Les Algériens, les Touaregs du MNLA et les Français ont la même version ; ils donnent les mêmes dates, le même lieu, et les circonstances suivantes à savoir un intense bombardement, des tirs par guidage laser à partir de Mirages. Le Tchad a la sienne propre, un lieu différent, une date différente, et des circonstances différentes. Force est de constater qu’Idriss Deby ne donne pas de précisions, tout au plus a t-il précisé, lors de sa dernière sortie « les chefs tués ont été enterrés.» remarquons que, cela n’empêche pas de donner des détails pour conforter sa version.
Un humoriste avait caricaturé la position de Deby en l’imitant comme suit : «J’ai enterré les chefs d’AQMI ! Où cela ? Mais dans la mer ! Comment cela dans la mer ? Il n’y a pas de mer au Mali ! En tous cas, c’est ce qu’on a fait, comme les Américains ont enterré le chef d’Al Qaïda, Ben Laden dans la mer. On a fait comme eux !».
La vérité est certainement entre les deux versions.
Dans ce dernier quart de la guerre au Mali, des moyens importants sont déployés dans ces massifs, base-arrière importante, localisée par l’existence de points d’eau photographiés par les satellites mais aussi par les drones. Ce sont des interventions aériennes mais aussi terrestres qui voient intervenir des chars, l’artillerie lourde, des hélicos ; ensuite, il faut que l’infanterie y va, grimpe dans les montagnes et là les Tchadiens sont présents sur site, car, il faut aller chercher ceux qui n’ont pas été touchés et qui ne se rendront pas.

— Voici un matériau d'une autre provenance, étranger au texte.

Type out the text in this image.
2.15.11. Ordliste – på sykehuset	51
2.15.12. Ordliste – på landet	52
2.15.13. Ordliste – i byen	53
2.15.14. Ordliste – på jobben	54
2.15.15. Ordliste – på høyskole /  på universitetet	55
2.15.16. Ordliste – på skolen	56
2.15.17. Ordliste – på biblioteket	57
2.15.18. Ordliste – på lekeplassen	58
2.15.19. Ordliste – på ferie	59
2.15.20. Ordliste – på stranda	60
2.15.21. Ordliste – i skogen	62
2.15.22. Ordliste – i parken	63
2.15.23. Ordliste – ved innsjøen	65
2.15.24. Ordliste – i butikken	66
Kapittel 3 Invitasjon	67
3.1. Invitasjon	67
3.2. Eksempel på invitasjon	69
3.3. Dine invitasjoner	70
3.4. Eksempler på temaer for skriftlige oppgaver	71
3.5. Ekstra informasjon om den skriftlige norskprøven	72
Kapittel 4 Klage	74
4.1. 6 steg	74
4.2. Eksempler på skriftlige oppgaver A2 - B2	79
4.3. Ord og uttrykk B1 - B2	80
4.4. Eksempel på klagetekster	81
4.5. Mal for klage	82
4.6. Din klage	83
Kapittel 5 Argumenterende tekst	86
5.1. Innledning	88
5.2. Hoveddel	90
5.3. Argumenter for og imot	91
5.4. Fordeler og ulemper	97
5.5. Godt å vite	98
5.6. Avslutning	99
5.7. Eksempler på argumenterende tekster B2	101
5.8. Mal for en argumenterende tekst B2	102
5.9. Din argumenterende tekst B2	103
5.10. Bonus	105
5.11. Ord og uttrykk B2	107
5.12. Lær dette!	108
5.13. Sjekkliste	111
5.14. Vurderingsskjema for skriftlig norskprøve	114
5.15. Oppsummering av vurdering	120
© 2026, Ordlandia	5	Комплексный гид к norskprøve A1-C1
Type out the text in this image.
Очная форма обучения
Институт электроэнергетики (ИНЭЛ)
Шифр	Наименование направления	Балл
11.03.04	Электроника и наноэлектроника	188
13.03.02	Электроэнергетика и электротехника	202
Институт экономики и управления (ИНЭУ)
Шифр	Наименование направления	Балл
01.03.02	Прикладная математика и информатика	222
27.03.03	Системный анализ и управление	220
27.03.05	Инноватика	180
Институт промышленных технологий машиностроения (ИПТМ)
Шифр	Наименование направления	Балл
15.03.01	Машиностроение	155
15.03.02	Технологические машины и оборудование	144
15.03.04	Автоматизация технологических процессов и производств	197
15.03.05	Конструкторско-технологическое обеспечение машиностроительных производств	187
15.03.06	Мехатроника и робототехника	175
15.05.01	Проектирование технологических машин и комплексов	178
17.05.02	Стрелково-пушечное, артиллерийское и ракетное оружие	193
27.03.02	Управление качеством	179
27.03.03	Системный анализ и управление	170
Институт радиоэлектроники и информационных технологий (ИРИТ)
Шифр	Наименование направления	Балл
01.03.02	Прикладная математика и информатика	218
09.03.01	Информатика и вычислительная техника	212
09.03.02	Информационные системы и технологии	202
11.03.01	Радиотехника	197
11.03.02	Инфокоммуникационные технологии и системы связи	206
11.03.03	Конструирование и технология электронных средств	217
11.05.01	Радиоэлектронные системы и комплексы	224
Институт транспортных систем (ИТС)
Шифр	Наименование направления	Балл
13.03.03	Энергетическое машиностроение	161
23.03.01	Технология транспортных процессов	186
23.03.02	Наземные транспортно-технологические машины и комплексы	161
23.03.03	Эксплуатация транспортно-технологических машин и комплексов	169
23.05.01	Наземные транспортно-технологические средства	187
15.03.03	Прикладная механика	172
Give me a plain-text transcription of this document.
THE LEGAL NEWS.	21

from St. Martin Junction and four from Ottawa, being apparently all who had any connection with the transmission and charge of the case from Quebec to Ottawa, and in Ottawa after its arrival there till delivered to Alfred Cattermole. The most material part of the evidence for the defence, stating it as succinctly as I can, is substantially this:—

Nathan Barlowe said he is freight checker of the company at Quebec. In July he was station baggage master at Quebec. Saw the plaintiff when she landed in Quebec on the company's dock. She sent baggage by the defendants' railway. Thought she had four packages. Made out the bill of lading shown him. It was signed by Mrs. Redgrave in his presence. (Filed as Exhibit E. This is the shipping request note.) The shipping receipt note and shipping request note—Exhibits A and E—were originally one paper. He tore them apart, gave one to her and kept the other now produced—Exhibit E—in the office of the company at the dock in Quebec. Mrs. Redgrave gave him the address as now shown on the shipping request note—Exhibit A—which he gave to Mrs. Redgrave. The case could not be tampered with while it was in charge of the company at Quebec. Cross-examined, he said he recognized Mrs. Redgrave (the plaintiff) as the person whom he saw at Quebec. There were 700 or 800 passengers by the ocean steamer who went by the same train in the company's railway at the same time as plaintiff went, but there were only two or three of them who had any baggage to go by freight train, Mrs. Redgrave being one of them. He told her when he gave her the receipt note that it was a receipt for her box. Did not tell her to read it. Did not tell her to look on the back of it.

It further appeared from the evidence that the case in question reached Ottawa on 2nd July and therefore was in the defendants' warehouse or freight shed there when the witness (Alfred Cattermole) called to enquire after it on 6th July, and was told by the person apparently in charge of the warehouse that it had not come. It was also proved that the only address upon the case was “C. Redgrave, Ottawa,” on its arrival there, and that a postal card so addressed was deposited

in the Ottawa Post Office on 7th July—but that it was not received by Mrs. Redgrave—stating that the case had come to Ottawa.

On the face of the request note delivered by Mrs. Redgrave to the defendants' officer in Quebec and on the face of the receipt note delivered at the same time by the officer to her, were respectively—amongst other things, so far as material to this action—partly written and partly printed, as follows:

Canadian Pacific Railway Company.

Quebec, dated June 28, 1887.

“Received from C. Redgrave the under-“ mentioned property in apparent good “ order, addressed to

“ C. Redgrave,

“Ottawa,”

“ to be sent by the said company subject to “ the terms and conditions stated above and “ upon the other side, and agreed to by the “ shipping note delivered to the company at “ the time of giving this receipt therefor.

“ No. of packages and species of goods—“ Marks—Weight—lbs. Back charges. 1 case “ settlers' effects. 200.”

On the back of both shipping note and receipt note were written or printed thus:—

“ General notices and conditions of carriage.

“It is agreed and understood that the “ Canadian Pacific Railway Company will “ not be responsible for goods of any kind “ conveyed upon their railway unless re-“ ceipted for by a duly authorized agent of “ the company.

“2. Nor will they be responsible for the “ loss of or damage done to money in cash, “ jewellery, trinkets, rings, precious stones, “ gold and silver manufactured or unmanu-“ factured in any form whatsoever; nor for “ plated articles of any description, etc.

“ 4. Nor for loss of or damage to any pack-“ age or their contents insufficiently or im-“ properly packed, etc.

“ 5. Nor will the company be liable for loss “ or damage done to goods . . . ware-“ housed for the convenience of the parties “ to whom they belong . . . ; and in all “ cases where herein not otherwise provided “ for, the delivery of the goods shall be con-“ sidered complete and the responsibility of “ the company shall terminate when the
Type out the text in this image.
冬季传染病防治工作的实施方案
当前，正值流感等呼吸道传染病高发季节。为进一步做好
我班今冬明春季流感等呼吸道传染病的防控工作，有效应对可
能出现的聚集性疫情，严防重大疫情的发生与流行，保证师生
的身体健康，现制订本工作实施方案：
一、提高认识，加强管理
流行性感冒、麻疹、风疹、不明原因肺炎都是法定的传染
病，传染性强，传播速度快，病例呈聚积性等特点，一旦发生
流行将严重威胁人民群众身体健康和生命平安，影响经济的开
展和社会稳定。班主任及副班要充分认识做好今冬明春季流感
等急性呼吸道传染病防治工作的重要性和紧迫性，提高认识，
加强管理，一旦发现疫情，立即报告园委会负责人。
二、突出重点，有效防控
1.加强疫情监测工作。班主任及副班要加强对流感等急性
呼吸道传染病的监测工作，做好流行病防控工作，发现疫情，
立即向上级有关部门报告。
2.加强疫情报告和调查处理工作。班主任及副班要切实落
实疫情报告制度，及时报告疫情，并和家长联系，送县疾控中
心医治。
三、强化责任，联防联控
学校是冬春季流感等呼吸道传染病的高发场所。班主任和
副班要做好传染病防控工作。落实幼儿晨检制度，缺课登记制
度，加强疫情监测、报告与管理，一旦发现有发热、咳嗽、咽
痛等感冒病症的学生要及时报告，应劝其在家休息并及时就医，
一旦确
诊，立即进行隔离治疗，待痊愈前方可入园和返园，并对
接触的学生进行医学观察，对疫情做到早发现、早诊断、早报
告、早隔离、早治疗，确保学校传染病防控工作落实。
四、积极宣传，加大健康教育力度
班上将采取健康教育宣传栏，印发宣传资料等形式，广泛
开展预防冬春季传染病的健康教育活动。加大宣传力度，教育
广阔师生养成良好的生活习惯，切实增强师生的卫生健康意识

Selon les Algériens, compte tenu de l’état du corps présumé d’Abou Zaid (mains arrachées etc.) il aurait été touché gravement par des fragments d’un des nombreux tirs de missiles effectués par les Mirages.
N’eurent été les inquiétudes sur le sort des otages, nous aurions déjà eu le storytelling de l’assaut sur la base des djihadistes et l’anéantissement des chefs Abou Zaid et Ben Moctar par les médias français. Les Autorités françaises garderont le profil bas sur leur rôle dans la mort présumée des chefs djihadistes tant que le sort des otages ne sera connu ou dévoilé à l’opinion.
Les groupes djihadistes ont pour habitude de ne pas dissimuler la mort de leurs responsables, mais aujourd’hui, l’enjeu est différent, dans la mesure où leurs hommes sont en guerre, confirmer la mort des chefs, c’est démobiliser leurs hommes et casser leur moral.
Nous disions plus haut que les chefs djihadistes ne se séparaient jamais des otages, ils voulaient quelque part, lier leurs sorts respectifs. Ironie du sort, même très vraisemblablement morts, ils continuent de peser sur le sort des otages, ce que ne semble pas vouloir comprendre Idriss Deby.